Un homme intéressé par le genre féminin mais nullement par la pénétration est-il bien un homme ?


Septembre ou octobre 2019, je ne saurais dire vraiment. Je suis nu, dans le confortable lit d’une femme rencontrée quelques semaines auparavant. D’abord découverte sous l’angle de dominatrice avec qui je discutais affaires, c’est vite entré dans une sphère plus personnelle.


Les choses étaient allées très vite pour moi à cette période-là ; à tel point que je pensais être sorti de ma dépression, un peu naïvement. Quelques mois plus tôt, j’avais manqué de me faire pulvériser par un bus – j’ai traversé la rue sans voir que le petit bonhomme était rouge, les yeux embués par des larmes que je m’efforçais de retenir. Je remercie l’attention de chauffeur. Si j’estime être un fatigué de naissance, je dois bien avouer que cette fatigue-là était d’un genre nouveau pour moi. Cette dépression, à ce moment-là de ma vie, est pourtant l’une des meilleures choses qui pouvaient m’arriver ; je suis cependant bien content de pouvoir en parler au passé.

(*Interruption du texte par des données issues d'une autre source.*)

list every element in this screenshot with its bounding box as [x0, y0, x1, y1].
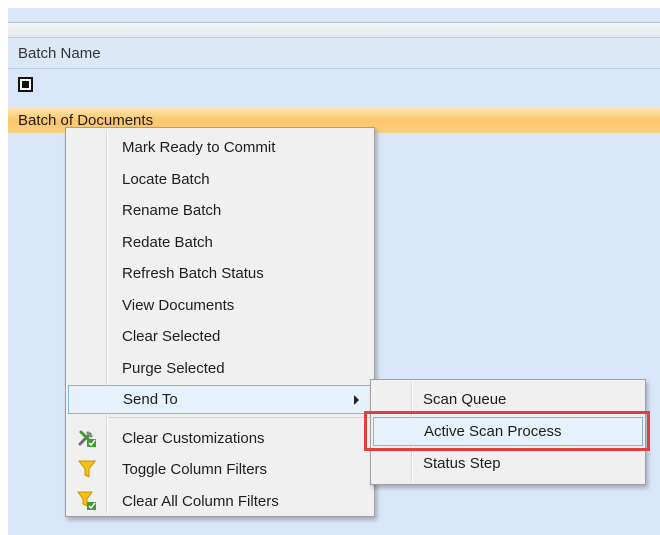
submenu-arrow-icon [354, 395, 359, 405]
menu-item-label: Mark Ready to Commit [122, 139, 276, 156]
funnel-clear-icon [76, 490, 98, 512]
grid-top-rule [8, 22, 660, 38]
menu-item-label: Clear Customizations [122, 430, 265, 447]
context-menu: Mark Ready to Commit Locate Batch Rename… [65, 127, 375, 517]
menu-item-label: View Documents [122, 297, 235, 314]
menu-item-toggle-column-filters[interactable]: Toggle Column Filters [68, 455, 372, 484]
tools-icon [76, 427, 98, 449]
grid-filter-row [8, 69, 660, 99]
submenu-item-status-step[interactable]: Status Step [373, 449, 643, 478]
batch-name-column-header[interactable]: Batch Name [8, 45, 101, 62]
menu-item-label: Send To [123, 391, 178, 408]
submenu-item-label: Status Step [423, 455, 501, 472]
menu-item-clear-customizations[interactable]: Clear Customizations [68, 424, 372, 453]
menu-item-rename-batch[interactable]: Rename Batch [68, 196, 372, 225]
menu-item-label: Redate Batch [122, 234, 213, 251]
filter-checkbox-icon[interactable] [18, 76, 33, 92]
menu-item-redate-batch[interactable]: Redate Batch [68, 228, 372, 257]
send-to-submenu: Scan Queue Active Scan Process Status St… [370, 379, 646, 485]
menu-item-refresh-batch-status[interactable]: Refresh Batch Status [68, 259, 372, 288]
grid-header-row: Batch Name [8, 38, 660, 69]
menu-item-send-to[interactable]: Send To [68, 385, 372, 414]
menu-item-label: Refresh Batch Status [122, 265, 264, 282]
batch-name-cell: Batch of Documents [18, 111, 154, 129]
funnel-icon [76, 458, 98, 480]
menu-item-label: Rename Batch [122, 202, 222, 219]
submenu-item-active-scan-process[interactable]: Active Scan Process [373, 417, 643, 446]
menu-item-label: Clear All Column Filters [122, 493, 279, 510]
menu-item-purge-selected[interactable]: Purge Selected [68, 354, 372, 383]
menu-item-locate-batch[interactable]: Locate Batch [68, 165, 372, 194]
menu-item-label: Toggle Column Filters [122, 461, 268, 478]
submenu-item-label: Scan Queue [423, 391, 507, 408]
submenu-item-label: Active Scan Process [424, 423, 562, 440]
menu-item-clear-all-column-filters[interactable]: Clear All Column Filters [68, 487, 372, 516]
menu-separator [108, 417, 372, 418]
menu-item-label: Locate Batch [122, 171, 210, 188]
menu-item-view-documents[interactable]: View Documents [68, 291, 372, 320]
menu-item-mark-ready-to-commit[interactable]: Mark Ready to Commit [68, 133, 372, 162]
menu-item-label: Clear Selected [122, 328, 221, 345]
menu-item-clear-selected[interactable]: Clear Selected [68, 322, 372, 351]
submenu-item-scan-queue[interactable]: Scan Queue [373, 385, 643, 414]
menu-item-label: Purge Selected [122, 360, 225, 377]
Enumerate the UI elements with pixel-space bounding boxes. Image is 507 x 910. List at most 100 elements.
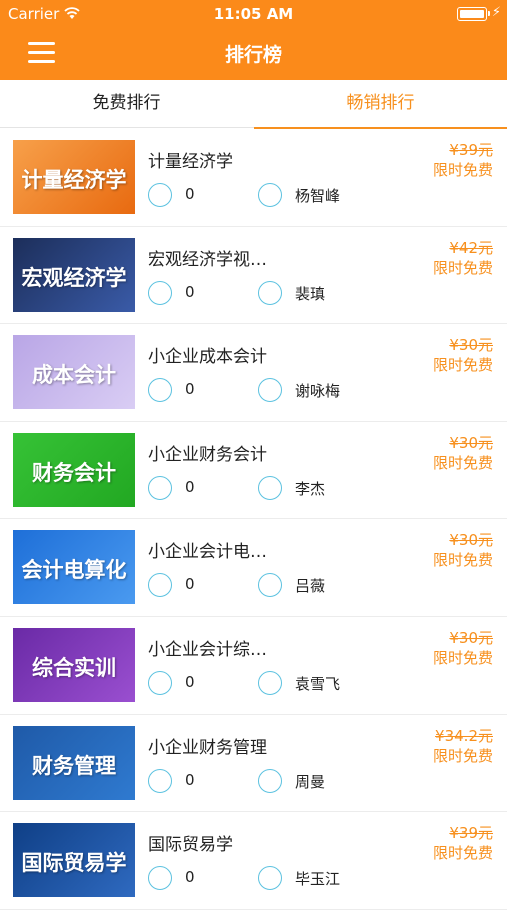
views-count: 0 [185,185,195,203]
course-thumbnail: 会计电算化 [13,530,135,605]
course-item[interactable]: 宏观经济学 宏观经济学视… 0 裴瑱 ¥42元 限时免费 [0,227,507,325]
clock-icon [148,378,172,403]
views-meta: 0 [148,280,208,305]
original-price: ¥30元 [449,336,493,355]
charging-icon: ⚡ [491,5,501,20]
course-item[interactable]: 会计电算化 小企业会计电… 0 吕薇 ¥30元 限时免费 [0,519,507,617]
teacher-meta: 谢咏梅 [258,378,378,403]
promo-label: 限时免费 [432,551,493,570]
original-price: ¥42元 [449,238,493,257]
teacher-name: 毕玉江 [295,870,341,889]
views-meta: 0 [148,378,208,403]
teacher-meta: 裴瑱 [258,280,378,305]
thumbnail-text: 宏观经济学 [21,265,127,290]
promo-label: 限时免费 [432,746,493,765]
views-meta: 0 [148,475,208,500]
course-item[interactable]: 财务管理 小企业财务管理 0 周曼 ¥34.2元 限时免费 [0,715,507,813]
thumbnail-text: 会计电算化 [21,558,127,583]
thumbnail-text: 财务管理 [32,753,116,778]
views-count: 0 [185,282,195,301]
promo-label: 限时免费 [432,161,493,179]
teacher-meta: 吕薇 [258,573,378,598]
views-count: 0 [185,477,195,496]
thumbnail-text: 国际贸易学 [21,851,127,876]
course-item[interactable]: 综合实训 小企业会计综… 0 袁雪飞 ¥30元 限时免费 [0,617,507,715]
user-icon [258,670,282,695]
original-price: ¥39元 [449,141,493,159]
course-title: 小企业会计综… [148,639,267,660]
course-thumbnail: 成本会计 [13,335,135,410]
teacher-name: 李杰 [295,479,326,498]
user-icon [258,866,282,891]
promo-label: 限时免费 [432,356,493,375]
original-price: ¥30元 [449,628,493,647]
course-title: 小企业会计电… [148,542,267,563]
promo-label: 限时免费 [432,844,493,863]
thumbnail-text: 计量经济学 [21,168,127,192]
nav-bar: 排行榜 [0,28,507,80]
course-thumbnail: 财务管理 [13,725,135,800]
course-title: 小企业成本会计 [148,347,267,368]
teacher-meta: 周曼 [258,768,378,793]
course-thumbnail: 国际贸易学 [13,823,135,898]
promo-label: 限时免费 [432,453,493,472]
views-meta: 0 [148,183,208,207]
teacher-name: 吕薇 [295,577,326,596]
views-meta: 0 [148,573,208,598]
course-title: 国际贸易学 [148,835,233,856]
views-count: 0 [185,575,195,594]
page-title: 排行榜 [224,44,282,66]
teacher-name: 谢咏梅 [295,382,341,401]
course-item[interactable]: 财务会计 小企业财务会计 0 李杰 ¥30元 限时免费 [0,422,507,520]
clock-icon [148,183,172,207]
course-thumbnail: 计量经济学 [13,140,135,214]
course-item[interactable]: 成本会计 小企业成本会计 0 谢咏梅 ¥30元 限时免费 [0,324,507,422]
original-price: ¥30元 [449,433,493,452]
tab-bar: 免费排行 畅销排行 [0,80,507,129]
course-title: 宏观经济学视… [148,249,267,270]
clock-icon [148,280,172,305]
status-bar: Carrier 11:05 AM ⚡ [0,0,507,28]
course-title: 小企业财务会计 [148,444,267,465]
views-count: 0 [185,770,195,789]
user-icon [258,573,282,598]
user-icon [258,768,282,793]
promo-label: 限时免费 [432,648,493,667]
user-icon [258,280,282,305]
course-thumbnail: 财务会计 [13,432,135,507]
user-icon [258,378,282,403]
thumbnail-text: 综合实训 [32,655,116,680]
clock-icon [148,573,172,598]
battery-icon [457,7,490,21]
views-count: 0 [185,868,195,887]
course-thumbnail: 综合实训 [13,627,135,702]
teacher-meta: 杨智峰 [258,183,378,207]
original-price: ¥34.2元 [435,726,493,745]
teacher-name: 周曼 [295,772,326,791]
views-count: 0 [185,380,195,399]
user-icon [258,475,282,500]
clock-icon [148,866,172,891]
course-item[interactable]: 计量经济学 计量经济学 0 杨智峰 ¥39元 限时免费 [0,129,507,227]
teacher-meta: 毕玉江 [258,866,378,891]
views-meta: 0 [148,768,208,793]
user-icon [258,183,282,207]
teacher-name: 袁雪飞 [295,674,341,693]
thumbnail-text: 财务会计 [32,460,116,485]
clock-time: 11:05 AM [213,5,294,23]
teacher-name: 杨智峰 [295,187,341,205]
views-count: 0 [185,672,195,691]
tab-free-ranking[interactable]: 免费排行 [0,80,253,128]
clock-icon [148,768,172,793]
views-meta: 0 [148,670,208,695]
course-title: 小企业财务管理 [148,737,267,758]
teacher-meta: 袁雪飞 [258,670,378,695]
course-item[interactable]: 国际贸易学 国际贸易学 0 毕玉江 ¥39元 限时免费 [0,812,507,910]
course-list: 计量经济学 计量经济学 0 杨智峰 ¥39元 限时免费 宏观经济学 宏观经济学视… [0,129,507,910]
teacher-name: 裴瑱 [295,284,326,303]
clock-icon [148,475,172,500]
course-title: 计量经济学 [148,152,233,172]
teacher-meta: 李杰 [258,475,378,500]
clock-icon [148,670,172,695]
tab-bestseller-ranking[interactable]: 畅销排行 [254,80,507,129]
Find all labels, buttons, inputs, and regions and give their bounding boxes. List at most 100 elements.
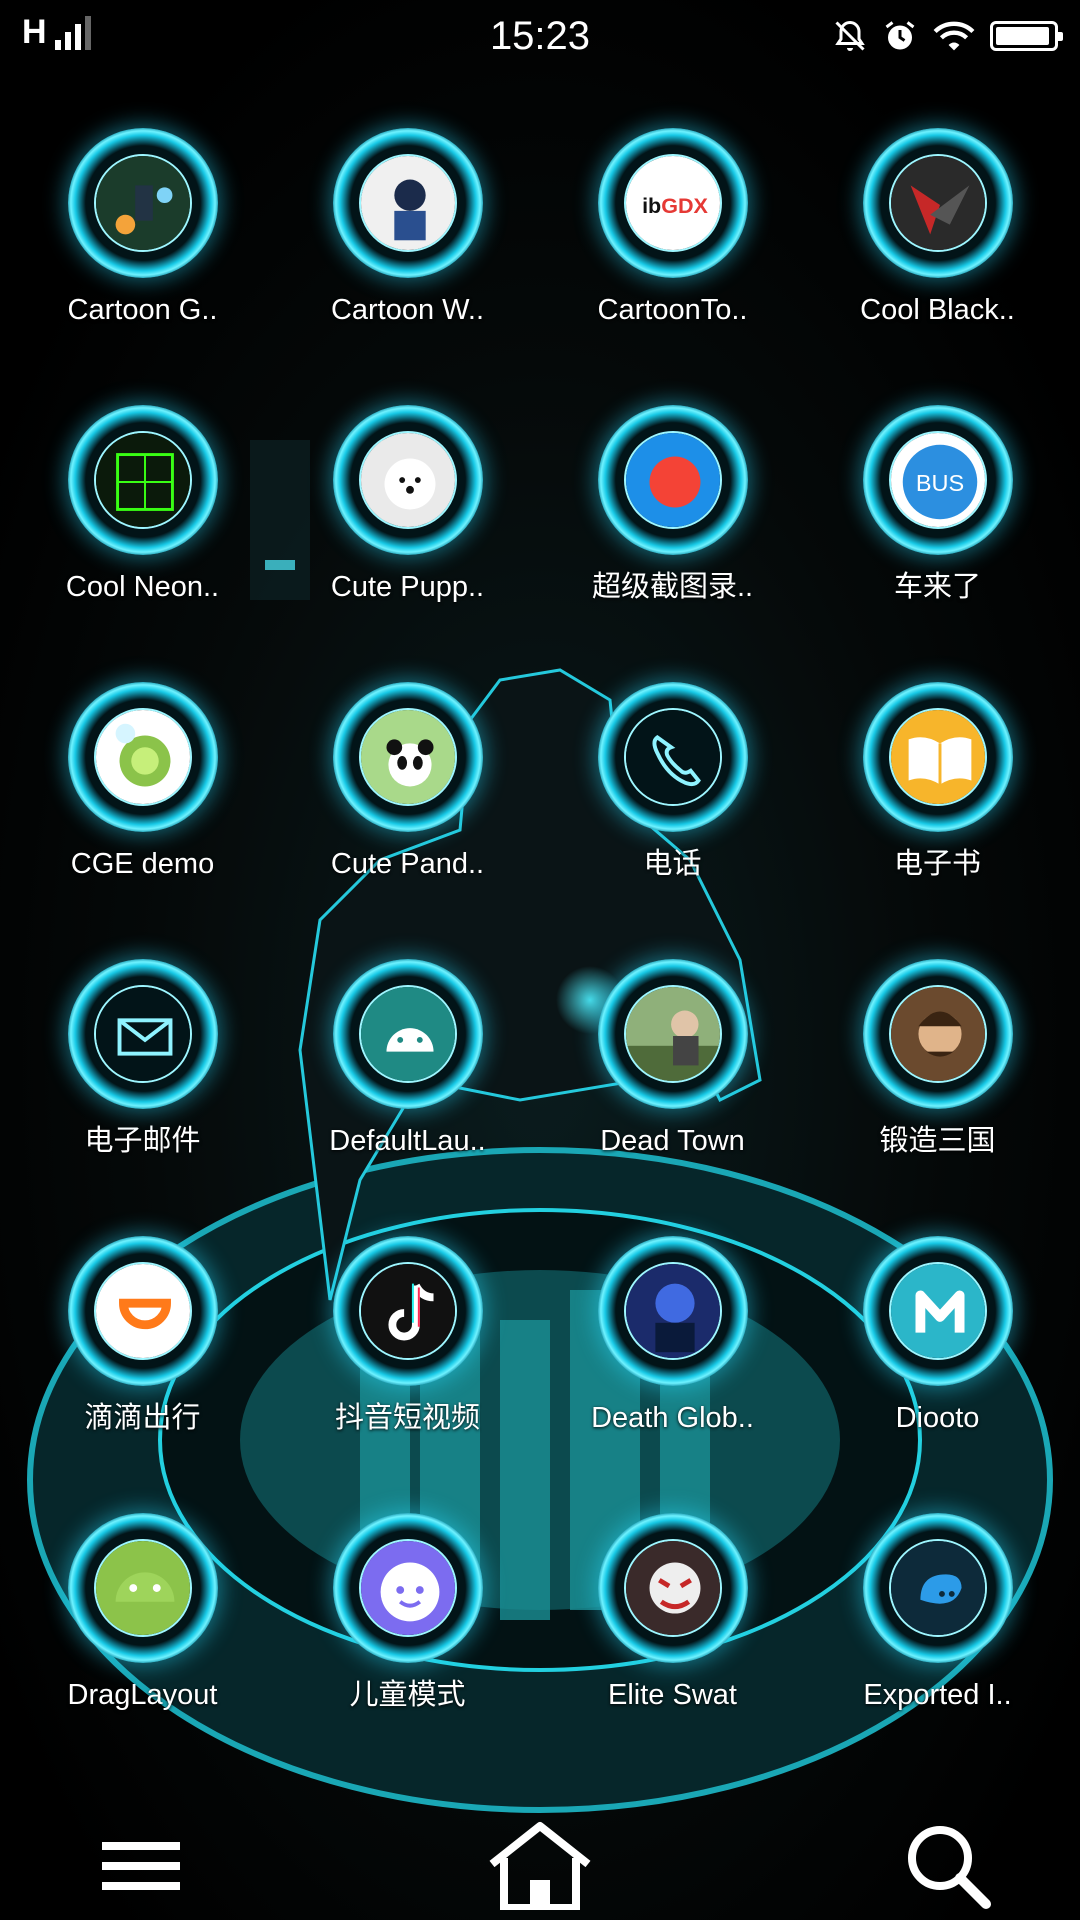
app-icon-frame — [67, 128, 218, 278]
app-item[interactable]: Cartoon W.. — [275, 128, 540, 405]
app-label: 儿童模式 — [349, 1679, 466, 1711]
app-icon-frame — [67, 682, 218, 832]
camera-lens-icon — [93, 708, 192, 806]
phone-icon — [623, 708, 722, 806]
search-button[interactable] — [900, 1820, 1000, 1910]
android-green-icon — [93, 1539, 192, 1637]
app-item[interactable]: 抖音短视频 — [275, 1236, 540, 1513]
app-icon-frame — [862, 959, 1013, 1109]
app-item[interactable]: Cool Neon.. — [10, 405, 275, 682]
diooto-icon — [888, 1262, 987, 1360]
app-item[interactable]: 滴滴出行 — [10, 1236, 275, 1513]
app-label: Dead Town — [600, 1125, 745, 1157]
app-icon-frame — [67, 959, 218, 1109]
exported-bird-icon — [888, 1539, 987, 1637]
app-item[interactable]: 电子邮件 — [10, 959, 275, 1236]
app-item[interactable]: Cartoon G.. — [10, 128, 275, 405]
menu-icon — [102, 1842, 180, 1890]
app-item[interactable]: Dead Town — [540, 959, 805, 1236]
app-item[interactable]: 锻造三国 — [805, 959, 1070, 1236]
app-item[interactable]: 儿童模式 — [275, 1513, 540, 1790]
elite-swat-game-icon — [623, 1539, 722, 1637]
app-label: DefaultLau.. — [329, 1125, 486, 1157]
battery-icon — [990, 21, 1063, 51]
app-icon-frame — [597, 959, 748, 1109]
app-label: Cartoon W.. — [330, 294, 485, 326]
app-icon-frame — [67, 1513, 218, 1663]
app-item[interactable]: Cute Pupp.. — [275, 405, 540, 682]
app-item[interactable]: Elite Swat — [540, 1513, 805, 1790]
search-icon — [908, 1826, 991, 1909]
app-label: Exported I.. — [863, 1679, 1012, 1711]
app-label: Cool Neon.. — [65, 571, 220, 603]
app-label: CartoonTo.. — [597, 294, 748, 326]
app-label: 电子邮件 — [84, 1125, 201, 1157]
app-label: Diooto — [895, 1402, 980, 1434]
app-icon-frame — [332, 405, 483, 555]
dead-town-game-icon — [623, 985, 722, 1083]
app-item[interactable]: Death Glob.. — [540, 1236, 805, 1513]
app-icon-frame — [862, 682, 1013, 832]
status-bar: H 15:23 — [0, 0, 1080, 76]
app-label: Elite Swat — [608, 1679, 737, 1711]
app-label: Death Glob.. — [591, 1402, 754, 1434]
home-button[interactable] — [486, 1820, 594, 1912]
tiktok-icon — [358, 1262, 457, 1360]
notifications-muted-icon — [835, 20, 865, 51]
email-icon — [93, 985, 192, 1083]
android-icon — [358, 985, 457, 1083]
app-label: 电子书 — [893, 848, 981, 880]
app-item[interactable]: ibGDX CartoonTo.. — [540, 128, 805, 405]
app-label: 车来了 — [893, 571, 981, 603]
app-icon-frame — [332, 128, 483, 278]
app-item[interactable]: 电话 — [540, 682, 805, 959]
svg-text:BUS: BUS — [915, 470, 963, 496]
app-icon-frame — [862, 128, 1013, 278]
cool-black-theme-icon — [888, 154, 987, 252]
app-item[interactable]: Exported I.. — [805, 1513, 1070, 1790]
app-label: 超级截图录.. — [591, 571, 754, 603]
app-icon-frame — [332, 1513, 483, 1663]
app-label: DragLayout — [67, 1679, 218, 1711]
status-right — [832, 14, 1063, 58]
wifi-icon — [933, 21, 975, 51]
app-item[interactable]: Cute Pand.. — [275, 682, 540, 959]
cool-neon-theme-icon — [93, 431, 192, 529]
app-label: CGE demo — [70, 848, 215, 880]
app-item[interactable]: DragLayout — [10, 1513, 275, 1790]
menu-button[interactable] — [92, 1820, 192, 1910]
kids-mode-icon — [358, 1539, 457, 1637]
app-label: Cool Black.. — [860, 294, 1015, 326]
cartoon-galaxy-theme-icon — [93, 154, 192, 252]
app-icon-frame: ibGDX — [597, 128, 748, 278]
app-grid: Cartoon G.. Cartoon W.. ibGDX CartoonTo.. Co… — [0, 128, 1080, 1790]
app-label: 锻造三国 — [879, 1125, 996, 1157]
three-kingdoms-game-icon — [888, 985, 987, 1083]
app-label: Cute Pupp.. — [330, 571, 485, 603]
app-icon-frame — [597, 1513, 748, 1663]
app-label: 电话 — [643, 848, 702, 880]
app-item[interactable]: BUS 车来了 — [805, 405, 1070, 682]
app-item[interactable]: Cool Black.. — [805, 128, 1070, 405]
bus-icon: BUS — [888, 431, 987, 529]
app-icon-frame — [67, 405, 218, 555]
ebook-icon — [888, 708, 987, 806]
app-label: Cartoon G.. — [67, 294, 218, 326]
app-item[interactable]: Diooto — [805, 1236, 1070, 1513]
cartoon-warrior-theme-icon — [358, 154, 457, 252]
app-label: Cute Pand.. — [330, 848, 485, 880]
app-item[interactable]: 电子书 — [805, 682, 1070, 959]
death-globe-theme-icon — [623, 1262, 722, 1360]
app-icon-frame: BUS — [862, 405, 1013, 555]
app-item[interactable]: CGE demo — [10, 682, 275, 959]
app-icon-frame — [332, 1236, 483, 1386]
app-icon-frame — [332, 959, 483, 1109]
app-icon-frame — [862, 1513, 1013, 1663]
app-icon-frame — [332, 682, 483, 832]
app-item[interactable]: DefaultLau.. — [275, 959, 540, 1236]
libgdx-icon: ibGDX — [623, 154, 722, 252]
app-icon-frame — [597, 405, 748, 555]
app-item[interactable]: 超级截图录.. — [540, 405, 805, 682]
app-icon-frame — [597, 682, 748, 832]
svg-text:ibGDX: ibGDX — [642, 193, 708, 218]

Revenons-en à nos moutons fatigués. Je me retrouve donc dans le lit de cette femme qui semblait beaucoup m’apprécier, à ma grande surprise. Je ne saurais dire si je me réveillais très souvent dans la nuit, ou si je n’avais pas vraiment su m’endormir. Je passe une très mauvaise nuit, comme presque chaque fois que je dois dormir dans le même lit que quelqu’un d’autre. Je sens son pouls résonner à travers le matelas, ça me rend chèvre fatiguée. Je désespère, regard perdu sur son frigo. Très vite, je me retrouve à déguster un improvisé sandwich au fromage, sous les yeux fermés de ma compagne du soir.


Plus tôt dans la soirée, c’est les yeux grands ouverts que je l’avais pénétrée, tentant de répondre à son enthousiasme. Mon souci de plaire étant alors plus fort que le souci de moi-même, j’avais accepté cette mission tendue, certes à reculons. Je ne sais comment expliquer être un homme qui n’est pas attiré par la pénétration, pas plus que par le corps dénudé d’une femme et son organe sexuel. Cela vaut aussi pour les hommes d’ailleurs. Mes attirances et mes envies de jouissance physique se situent ailleurs. Je ne sais comment l’assumer ne serait-ce qu'envers moi-même, alors tenter l'expliquer à une femme nouvellement rencontrée me paraît très, trop ambitieux. Écrasé par la place prépondérante que prennent à juste titre les questions sexuelles féminines, je ne me trouve pas légitime à me plaindre de ces enjeux personnels, pas plus qu’à en parler.


Je me retrouve même parfois à souhaiter avoir un micro-pénis, les choses seraient alors bien plus claires pour tout le monde. Engager un rapport sexuel « classique » avec cette femme était bien la dernière chose que je voulais, mais je m’étais fait avoir lors de notre première fois, quelques jours avant ce sandwich au fromage. Elle était montée sur mon engin sans que je ne la vois venir. S’arrêter au stade des étreintes physiques, des griffures et des mains sur mon visage m’allait très bien, cela me satisfait physiquement et me transporte mentalement. Le jeu du petit train pénétrant est tellement loin de mon univers que je n’avais pas imaginé une seule seconde que cela pouvait être une suite logique et attendue de nos jeux de corps. C’est d’ailleurs bien pour ça que je ne pouvais lui en vouloir – l’anomalie, objectivement, c’était moi. Une fois entré en elle, je ne ressens plus grand-chose, sinon un sentiment de gêne, voire de dégoût mesuré. Mais le mâle était fait, j’étais tombé dans le piège de celui qui doit répondre aux attentes, surtout quand on a 25 ans, surtout quand on n’a pas du tout un micro-pénis.


Sachant qu’elle ne pouvait évidemment être satisfaite de ma prestation, j’étais alors entré dans une logique de performance, il fallait remettre le couvert les jours suivants. Aucune envie de le faire, aucun plaisir à le faire, pas même celui d’une curiosité déjà satisfaite quelques années auparavant. Rien ne me poussait à cela, sinon l'éternelle image de l’homme conquérant et pénétrant, sinon la crainte d’être rejeté si je ne réponds pas aux fermes attentes nervurées projetées sur moi.


Elle aura heureusement vite fini par comprendre que ce n’était pas mon truc, mais je passais alors pour celui qui n’y arrive pas, avant d’être juste un homme qui ne veut pas, qui n’aime pas. L’homme a toujours envie et ne demande que ça : il m’est difficile d’échapper à ce cliché, plus difficile encore que je ne suis pas du style « efféminé », autre cliché souvent opposé au premier, comme pour dédouaner les anomalies. Un homme intéressé par le genre féminin, mais ne voulant pas le pénétrer, est-il bien un homme ?


Mon sandwich au fromage terminé, je me demande si elle m’en voudra en découvrant que j’ai agressé son pain, trucidé son comté. Puis, enfin gagné par une envie de confort surplombant celle de normalité, je prends un oreiller, une couverture et je m’endors par terre, loin de tout pouls, sinon du mien. Qu’est-ce que cela fait du bien. Enfin, un peu de repos.